Her iki Diyabet türü (insülin ve insüline bağımlı olmayan veya 1 ve 2), genel bir iltihaplanma durumuna, damarlardaki kasların kasılmasının işlev bozukluğuna neden olan Diyabetin sistemik doğası nedeniyle periferik bir vasküler hastalık gelişme riskini artırır. ve kan dolaşımını engelleyen yağ bloklarını oluşturmak için genel bir yatkınlık. Bu risk, tip 1'de erken iyi hesaplanmış yoğun insülin tedavisi ve yüksek tepe noktaları ve düşükleri kontrol eden doğal bir kan şekeri akışı ile azaltılabilir. (4)
Kan dolaşımındaki herhangi bir tıkanıklık, gerekli besinler olmadan organizmamızda bir alan bırakır, bu nedenle PVD veya PAD'ın konumuna göre, böbreklerin, akciğerlerin, kalp, beyin, karaciğer veya herhangi bir vücut organının işlevi ciddi şekilde zarar görebilir.
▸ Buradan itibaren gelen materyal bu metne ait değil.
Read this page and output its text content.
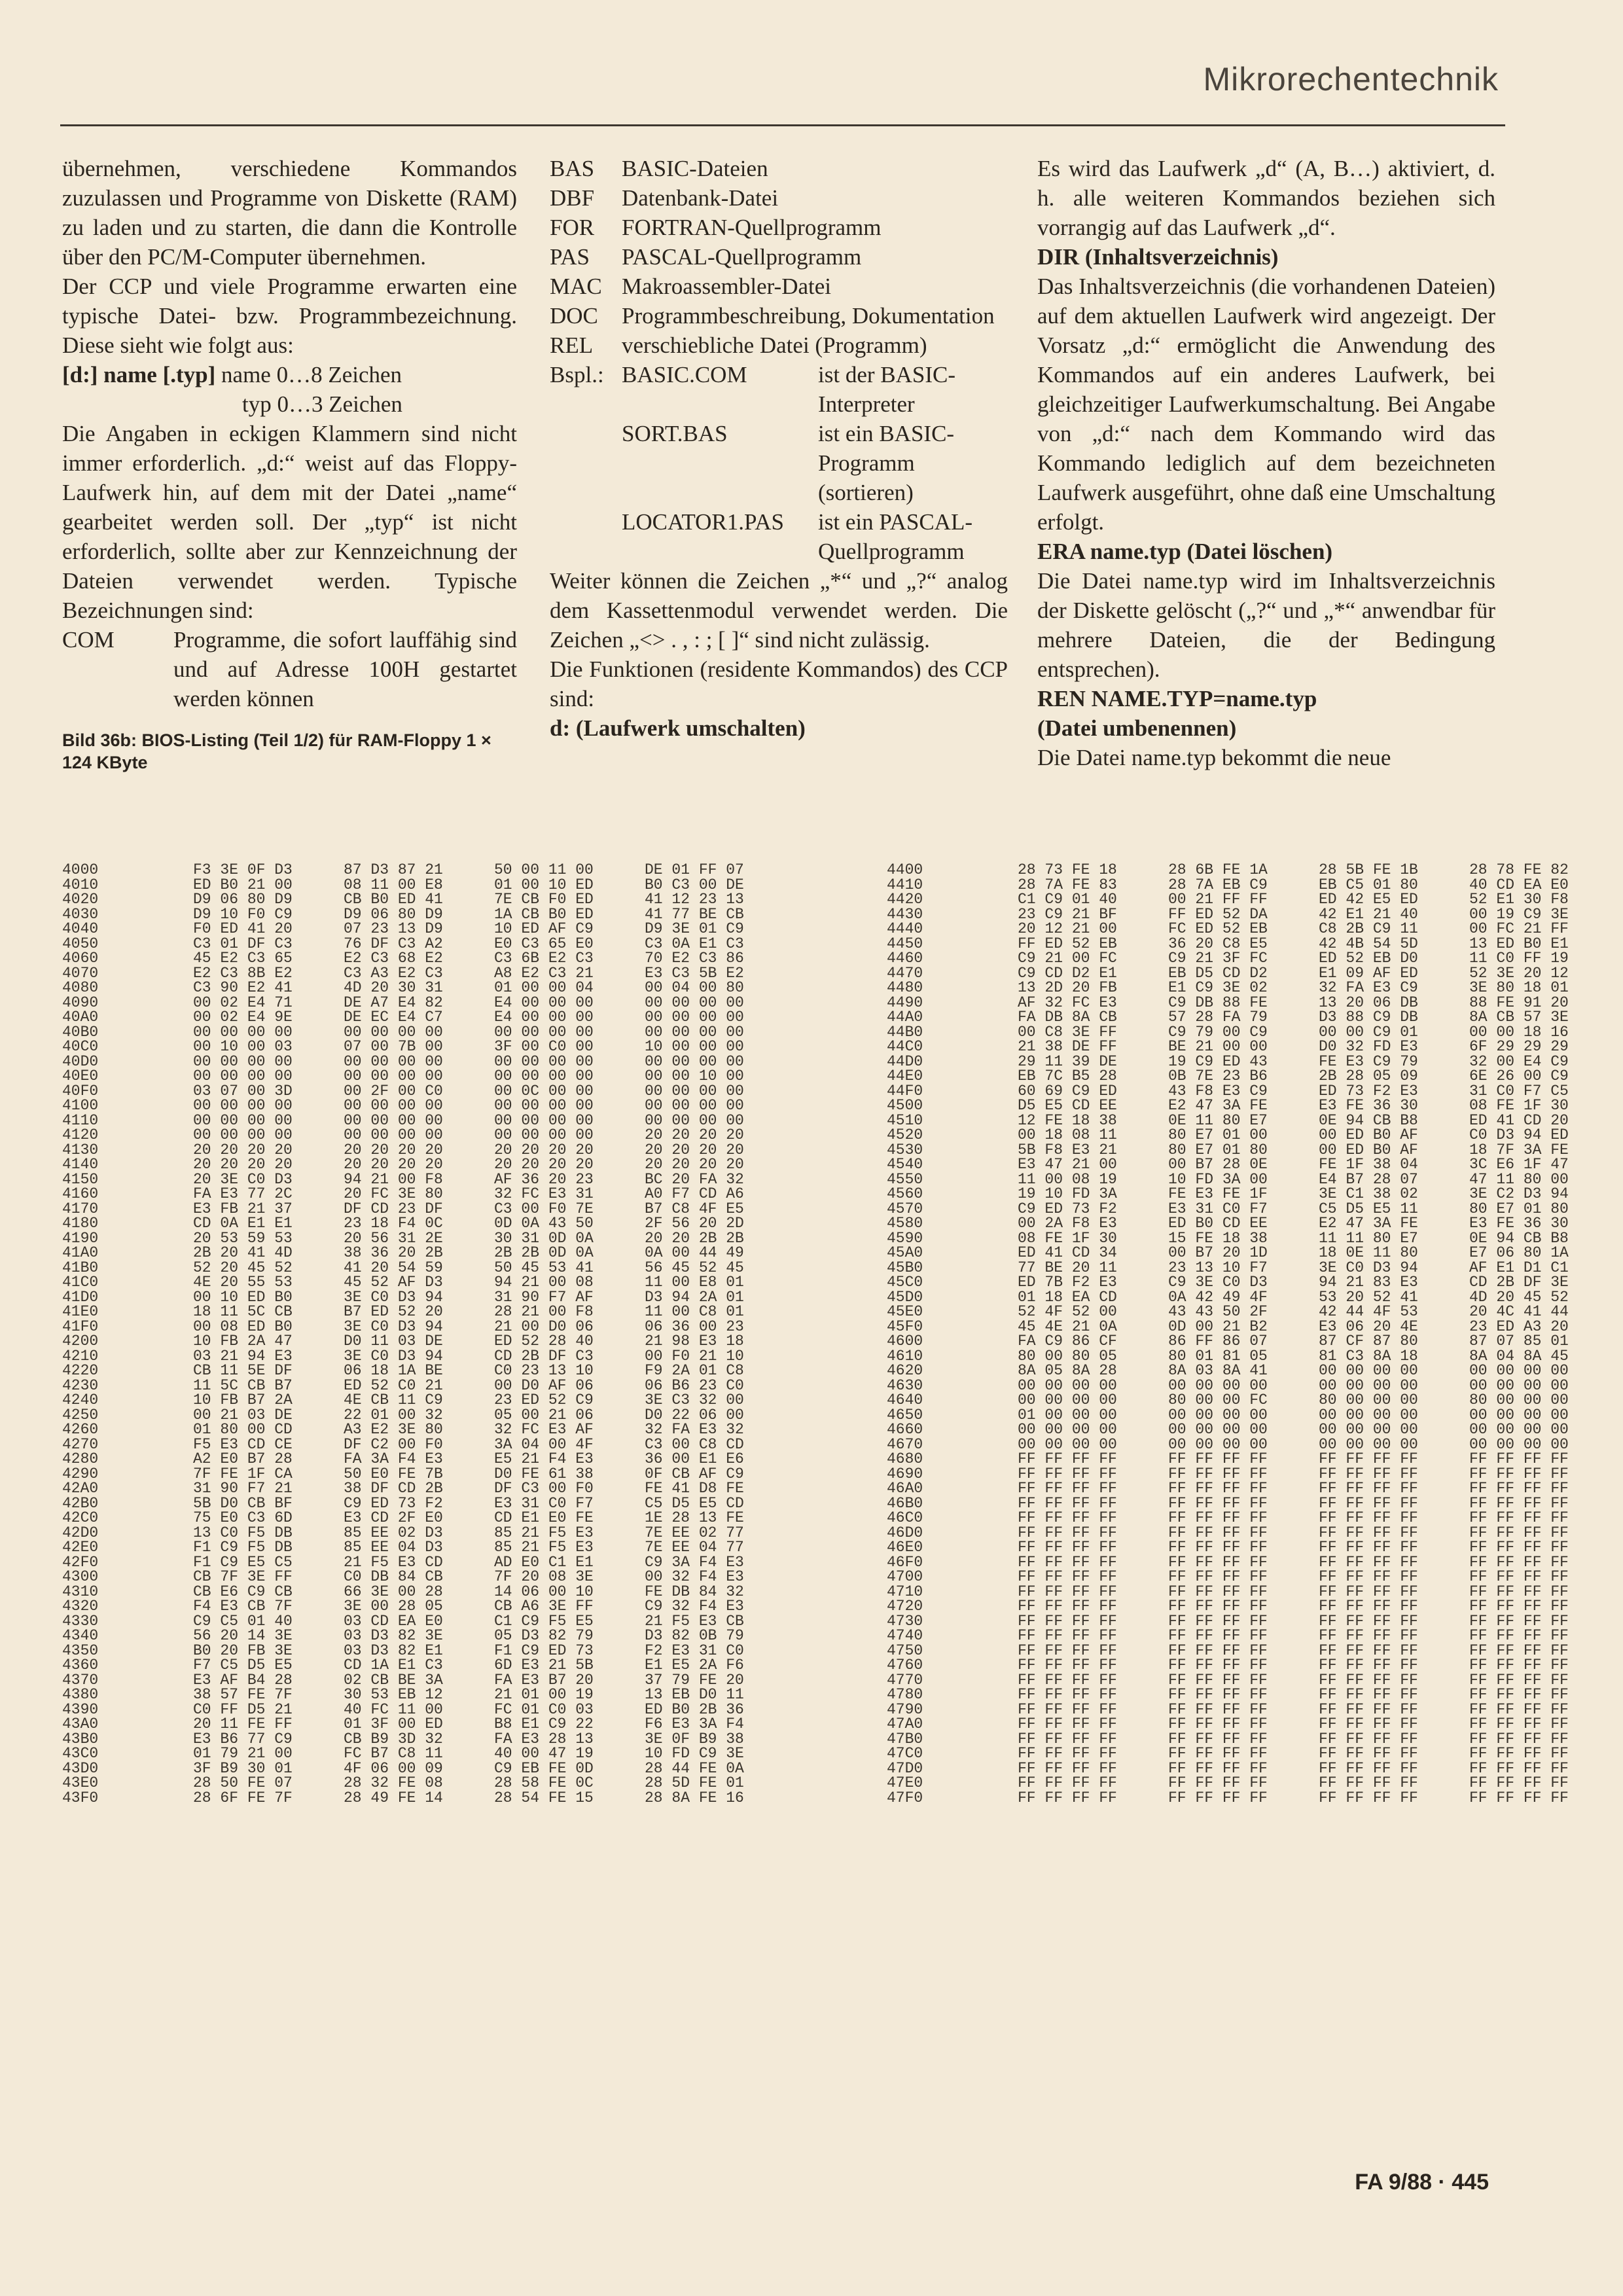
Mikrorechentechnik

übernehmen, verschiedene Kommandos zuzulassen und Programme von Diskette (RAM) zu laden und zu starten, die dann die Kontrolle über den PC/M-Computer übernehmen.

Der CCP und viele Programme erwarten eine typische Datei- bzw. Programmbezeichnung. Diese sieht wie folgt aus:

[d:] name [.typ] name 0…8 Zeichen

typ 0…3 Zeichen

Die Angaben in eckigen Klammern sind nicht immer erforderlich. „d:“ weist auf das Floppy-Laufwerk hin, auf dem mit der Datei „name“ gearbeitet werden soll. Der „typ“ ist nicht erforderlich, sollte aber zur Kennzeichnung der Dateien verwendet werden. Typische Bezeichnungen sind:

COM	Programme, die sofort lauffähig sind und auf Adresse 100H gestartet werden können
Bild 36b: BIOS-Listing (Teil 1/2) für RAM-Floppy 1 × 124 KByte
BAS	BASIC-Dateien
DBF	Datenbank-Datei
FOR	FORTRAN-Quellprogramm
PAS	PASCAL-Quellprogramm
MAC Makroassembler-Datei
DOC	Programmbeschreibung, Dokumentation
REL	verschiebliche Datei (Programm)
Bspl.: BASIC.COM	ist der BASIC-Interpreter
SORT.BAS	ist ein BASIC-Programm (sortieren)
LOCATOR1.PAS	ist ein PASCAL-Quellprogramm

Weiter können die Zeichen „*“ und „?“ analog dem Kassettenmodul verwendet werden. Die Zeichen „<> . , : ; [ ]“ sind nicht zulässig.

Die Funktionen (residente Kommandos) des CCP sind:

d: (Laufwerk umschalten)

Es wird das Laufwerk „d“ (A, B…) aktiviert, d. h. alle weiteren Kommandos beziehen sich vorrangig auf das Laufwerk „d“.

DIR (Inhaltsverzeichnis)

Das Inhaltsverzeichnis (die vorhandenen Dateien) auf dem aktuellen Laufwerk wird angezeigt. Der Vorsatz „d:“ ermöglicht die Anwendung des Kommandos auf ein anderes Laufwerk, bei gleichzeitiger Laufwerkumschaltung. Bei Angabe von „d:“ nach dem Kommando wird das Kommando lediglich auf dem bezeichneten Laufwerk ausgeführt, ohne daß eine Umschaltung erfolgt.

ERA name.typ (Datei löschen)

Die Datei name.typ wird im Inhaltsverzeichnis der Diskette gelöscht („?“ und „*“ anwendbar für mehrere Dateien, die der Bedingung entsprechen).

REN NAME.TYP=name.typ

(Datei umbenennen)

Die Datei name.typ bekommt die neue

4000	F3 3E 0F D3	87 D3 87 21	50 00 11 00	DE 01 FF 07	4400	28 73 FE 18	28 6B FE 1A	28 5B FE 1B	28 78 FE 82
4010	ED B0 21 00	08 11 00 E8	01 00 10 ED	B0 C3 00 DE	4410	28 7A FE 83	28 7A EB C9	EB C5 01 80	40 CD EA E0
4020	D9 06 80 D9	CB B0 ED 41	7E CB F0 ED	41 12 23 13	4420	C1 C9 01 40	00 21 FF FF	ED 42 E5 ED	52 E1 30 F8
4030	D9 10 F0 C9	D9 06 80 D9	1A CB B0 ED	41 77 BE CB	4430	23 C9 21 BF	FF ED 52 DA	42 E1 21 40	00 19 C9 3E
4040	F0 ED 41 20	07 23 13 D9	10 ED AF C9	D9 3E 01 C9	4440	20 12 21 00	FC ED 52 EB	C8 2B C9 11	00 FC 21 FF
4050	C3 01 DF C3	76 DF C3 A2	E0 C3 65 E0	C3 0A E1 C3	4450	FF ED 52 EB	36 20 C8 E5	42 4B 54 5D	13 ED B0 E1
4060	45 E2 C3 65	E2 C3 68 E2	C3 6B E2 C3	70 E2 C3 86	4460	C9 21 00 FC	C9 21 3F FC	ED 52 EB D0	11 C0 FF 19
4070	E2 C3 8B E2	C3 A3 E2 C3	A8 E2 C3 21	E3 C3 5B E2	4470	C9 CD D2 E1	EB D5 CD D2	E1 09 AF ED	52 3E 20 12
4080	C3 90 E2 41	4D 20 30 31	01 00 00 04	00 04 00 80	4480	13 2D 20 FB	E1 C9 3E 02	32 FA E3 C9	3E 80 18 01
4090	00 02 E4 71	DE A7 E4 82	E4 00 00 00	00 00 00 00	4490	AF 32 FC E3	C9 DB 88 FE	13 20 06 DB	88 FE 91 20
40A0	00 02 E4 9E	DE EC E4 C7	E4 00 00 00	00 00 00 00	44A0	FA DB 8A CB	57 28 FA 79	D3 88 C9 DB	8A CB 57 3E
40B0	00 00 00 00	00 00 00 00	00 00 00 00	00 00 00 00	44B0	00 C8 3E FF	C9 79 00 C9	00 00 C9 01	00 00 18 16
40C0	00 10 00 03	07 00 7B 00	3F 00 C0 00	10 00 00 00	44C0	21 38 DE FF	BE 21 00 00	D0 32 FD E3	6F 29 29 29
40D0	00 00 00 00	00 00 00 00	00 00 00 00	00 00 00 00	44D0	29 11 39 DE	19 C9 ED 43	FE E3 C9 79	32 00 E4 C9
40E0	00 00 00 00	00 00 00 00	00 00 00 00	00 00 10 00	44E0	EB 7C B5 28	0B 7E 23 B6	2B 28 05 09	6E 26 00 C9
40F0	03 07 00 3D	00 2F 00 C0	00 0C 00 00	00 00 00 00	44F0	60 69 C9 ED	43 F8 E3 C9	ED 73 F2 E3	31 C0 F7 C5
4100	00 00 00 00	00 00 00 00	00 00 00 00	00 00 00 00	4500	D5 E5 CD EE	E2 47 3A FE	E3 FE 36 30	08 FE 1F 30
4110	00 00 00 00	00 00 00 00	00 00 00 00	00 00 00 00	4510	12 FE 18 38	0E 11 80 E7	0E 94 CB B8	ED 41 CD 20
4120	00 00 00 00	00 00 00 00	00 00 00 00	20 20 20 20	4520	00 18 08 11	80 E7 01 00	00 ED B0 AF	C0 D3 94 ED
4130	20 20 20 20	20 20 20 20	20 20 20 20	20 20 20 20	4530	5B F8 E3 21	80 E7 01 80	00 ED B0 AF	18 7F 3A FE
4140	20 20 20 20	20 20 20 20	20 20 20 20	20 20 20 20	4540	E3 47 21 00	00 B7 28 0E	FE 1F 38 04	3C E6 1F 47
4150	20 3E C0 D3	94 21 00 F8	AF 36 20 23	BC 20 FA 32	4550	11 00 08 19	10 FD 3A 00	E4 B7 28 07	47 11 80 00
4160	FA E3 77 2C	20 FC 3E 80	32 FC E3 31	A0 F7 CD A6	4560	19 10 FD 3A	FE E3 FE 1F	3E C1 38 02	3E C2 D3 94
4170	E3 FB 21 37	DF CD 23 DF	C3 00 F0 7E	B7 C8 4F E5	4570	C9 ED 73 F2	E3 31 C0 F7	C5 D5 E5 11	80 E7 01 80
4180	CD 0A E1 E1	23 18 F4 0C	0D 0A 43 50	2F 56 20 2D	4580	00 2A F8 E3	ED B0 CD EE	E2 47 3A FE	E3 FE 36 30
4190	20 53 59 53	20 56 31 2E	30 31 0D 0A	20 20 2B 2B	4590	08 FE 1F 30	15 FE 18 38	11 11 80 E7	0E 94 CB B8
41A0	2B 20 41 4D	38 36 20 2B	2B 2B 0D 0A	0A 00 44 49	45A0	ED 41 CD 34	00 B7 20 1D	18 0E 11 80	E7 06 80 1A
41B0	52 20 45 52	41 20 54 59	50 45 53 41	56 45 52 45	45B0	77 BE 20 11	23 13 10 F7	3E C0 D3 94	AF E1 D1 C1
41C0	4E 20 55 53	45 52 AF D3	94 21 00 08	11 00 E8 01	45C0	ED 7B F2 E3	C9 3E C0 D3	94 21 83 E3	CD 2B DF 3E
41D0	00 10 ED B0	3E C0 D3 94	31 90 F7 AF	D3 94 2A 01	45D0	01 18 EA CD	0A 42 49 4F	53 20 52 41	4D 20 45 52
41E0	18 11 5C CB	B7 ED 52 20	28 21 00 F8	11 00 C8 01	45E0	52 4F 52 00	43 43 50 2F	42 44 4F 53	20 4C 41 44
41F0	00 08 ED B0	3E C0 D3 94	21 00 D0 06	06 36 00 23	45F0	45 4E 21 0A	0D 00 21 B2	E3 06 20 4E	23 ED A3 20
4200	10 FB 2A 47	D0 11 03 DE	ED 52 28 40	21 98 E3 18	4600	FA C9 86 CF	86 FF 86 07	87 CF 87 80	87 07 85 01
4210	03 21 94 E3	3E C0 D3 94	CD 2B DF C3	00 F0 21 10	4610	80 00 80 05	80 01 81 05	81 C3 8A 18	8A 04 8A 45
4220	CB 11 5E DF	06 18 1A BE	C0 23 13 10	F9 2A 01 C8	4620	8A 05 8A 28	8A 03 8A 41	00 00 00 00	00 00 00 00
4230	11 5C CB B7	ED 52 C0 21	00 D0 AF 06	06 B6 23 C0	4630	00 00 00 00	00 00 00 00	00 00 00 00	00 00 00 00
4240	10 FB B7 2A	4E CB 11 C9	23 ED 52 C9	3E C3 32 00	4640	00 00 00 00	80 00 00 FC	80 00 00 00	80 00 00 00
4250	00 21 03 DE	22 01 00 32	05 00 21 06	D0 22 06 00	4650	01 00 00 00	00 00 00 00	00 00 00 00	00 00 00 00
4260	01 80 00 CD	A3 E2 3E 80	32 FC E3 AF	32 FA E3 32	4660	00 00 00 00	00 00 00 00	00 00 00 00	00 00 00 00
4270	F5 E3 CD CE	DF C2 00 F0	3A 04 00 4F	C3 00 C8 CD	4670	00 00 00 00	00 00 00 00	00 00 00 00	00 00 00 00
4280	A2 E0 B7 28	FA 3A F4 E3	E5 21 F4 E3	36 00 E1 E6	4680	FF FF FF FF	FF FF FF FF	FF FF FF FF	FF FF FF FF
4290	7F FE 1F CA	50 E0 FE 7B	D0 FE 61 38	0F CB AF C9	4690	FF FF FF FF	FF FF FF FF	FF FF FF FF	FF FF FF FF
42A0	31 90 F7 21	38 DF CD 2B	DF C3 00 F0	FE 41 D8 FE	46A0	FF FF FF FF	FF FF FF FF	FF FF FF FF	FF FF FF FF
42B0	5B D0 CB BF	C9 ED 73 F2	E3 31 C0 F7	C5 D5 E5 CD	46B0	FF FF FF FF	FF FF FF FF	FF FF FF FF	FF FF FF FF
42C0	75 E0 C3 6D	E3 CD 2F E0	CD E1 E0 FE	1E 28 13 FE	46C0	FF FF FF FF	FF FF FF FF	FF FF FF FF	FF FF FF FF
42D0	13 C0 F5 DB	85 EE 02 D3	85 21 F5 E3	7E EE 02 77	46D0	FF FF FF FF	FF FF FF FF	FF FF FF FF	FF FF FF FF
42E0	F1 C9 F5 DB	85 EE 04 D3	85 21 F5 E3	7E EE 04 77	46E0	FF FF FF FF	FF FF FF FF	FF FF FF FF	FF FF FF FF
42F0	F1 C9 E5 C5	21 F5 E3 CD	AD E0 C1 E1	C9 3A F4 E3	46F0	FF FF FF FF	FF FF FF FF	FF FF FF FF	FF FF FF FF
4300	CB 7F 3E FF	C0 DB 84 CB	7F 20 08 3E	00 32 F4 E3	4700	FF FF FF FF	FF FF FF FF	FF FF FF FF	FF FF FF FF
4310	CB E6 C9 CB	66 3E 00 28	14 06 00 10	FE DB 84 32	4710	FF FF FF FF	FF FF FF FF	FF FF FF FF	FF FF FF FF
4320	F4 E3 CB 7F	3E 00 28 05	CB A6 3E FF	C9 32 F4 E3	4720	FF FF FF FF	FF FF FF FF	FF FF FF FF	FF FF FF FF
4330	C9 C5 01 40	03 CD EA E0	C1 C9 F5 E5	21 F5 E3 CB	4730	FF FF FF FF	FF FF FF FF	FF FF FF FF	FF FF FF FF
4340	56 20 14 3E	03 D3 82 3E	05 D3 82 79	D3 82 0B 79	4740	FF FF FF FF	FF FF FF FF	FF FF FF FF	FF FF FF FF
4350	B0 20 FB 3E	03 D3 82 E1	F1 C9 ED 73	F2 E3 31 C0	4750	FF FF FF FF	FF FF FF FF	FF FF FF FF	FF FF FF FF
4360	F7 C5 D5 E5	CD 1A E1 C3	6D E3 21 5B	E1 E5 2A F6	4760	FF FF FF FF	FF FF FF FF	FF FF FF FF	FF FF FF FF
4370	E3 AF B4 28	02 CB BE 3A	FA E3 B7 20	37 79 FE 20	4770	FF FF FF FF	FF FF FF FF	FF FF FF FF	FF FF FF FF
4380	38 57 FE 7F	30 53 EB 12	21 01 00 19	13 EB D0 11	4780	FF FF FF FF	FF FF FF FF	FF FF FF FF	FF FF FF FF
4390	C0 FF D5 21	40 FC 11 00	FC 01 C0 03	ED B0 2B 36	4790	FF FF FF FF	FF FF FF FF	FF FF FF FF	FF FF FF FF
43A0	20 11 FE FF	01 3F 00 ED	B8 E1 C9 22	F6 E3 3A F4	47A0	FF FF FF FF	FF FF FF FF	FF FF FF FF	FF FF FF FF
43B0	E3 B6 77 C9	CB B9 3D 32	FA E3 28 13	3E 0F B9 38	47B0	FF FF FF FF	FF FF FF FF	FF FF FF FF	FF FF FF FF
43C0	01 79 21 00	FC B7 C8 11	40 00 47 19	10 FD C9 3E	47C0	FF FF FF FF	FF FF FF FF	FF FF FF FF	FF FF FF FF
43D0	3F B9 30 01	4F 06 00 09	C9 EB FE 0D	28 44 FE 0A	47D0	FF FF FF FF	FF FF FF FF	FF FF FF FF	FF FF FF FF
43E0	28 50 FE 07	28 32 FE 08	28 58 FE 0C	28 5D FE 01	47E0	FF FF FF FF	FF FF FF FF	FF FF FF FF	FF FF FF FF
43F0	28 6F FE 7F	28 49 FE 14	28 54 FE 15	28 8A FE 16	47F0	FF FF FF FF	FF FF FF FF	FF FF FF FF	FF FF FF FF
FA 9/88 · 445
tedavi tıkanıklığın oluşmasına izin veren risk faktörlerinin azalmasından oluşur:
Lipoproteinler, çok ihtiyaç duyulanları işlemek, taşımak ve depolamak için vücutta dolaşan proteinlerden ve lipitlerden (yağ) yapılmış moleküllerdir. kolesterol organizmada, kötü lipoproteinler kolesterolü hücrelere taşıyanlar, hayati fonksiyonlar için, LDL'de fazlalık olduğunda, hücreler kolesterolü işlemeyi durdurur ve yağ kan dolaşımında birikerek ateroskleroza neden olur (şu anda bildiğimiz yağ bloğu).
Sonuç olarak, periferik vasküler hastalık ve periferik arteriyel hastalık terimleri, doğru etimolojik olarak kullanımın PVD olacağı bir arter yerine bir damarın açık bir şekilde tıkanması durumu dışında, yaygın olarak değiş tokuş edilir..
Yani, bu durumda sadece bir farkımız var:
Periferik Vasküler hastalık mantıksal olarak arter veya ven hastalığına işaret eder ve P. Arterial sadece arteriyel hastalığa atıfta bulunabilir. Ancak gerçek dünyada, damar hastalığında PAD yazabilen tıp doktorları bulabiliriz. Eğer tedavi ve evrimi doğru bulurlarsa, ona, işe.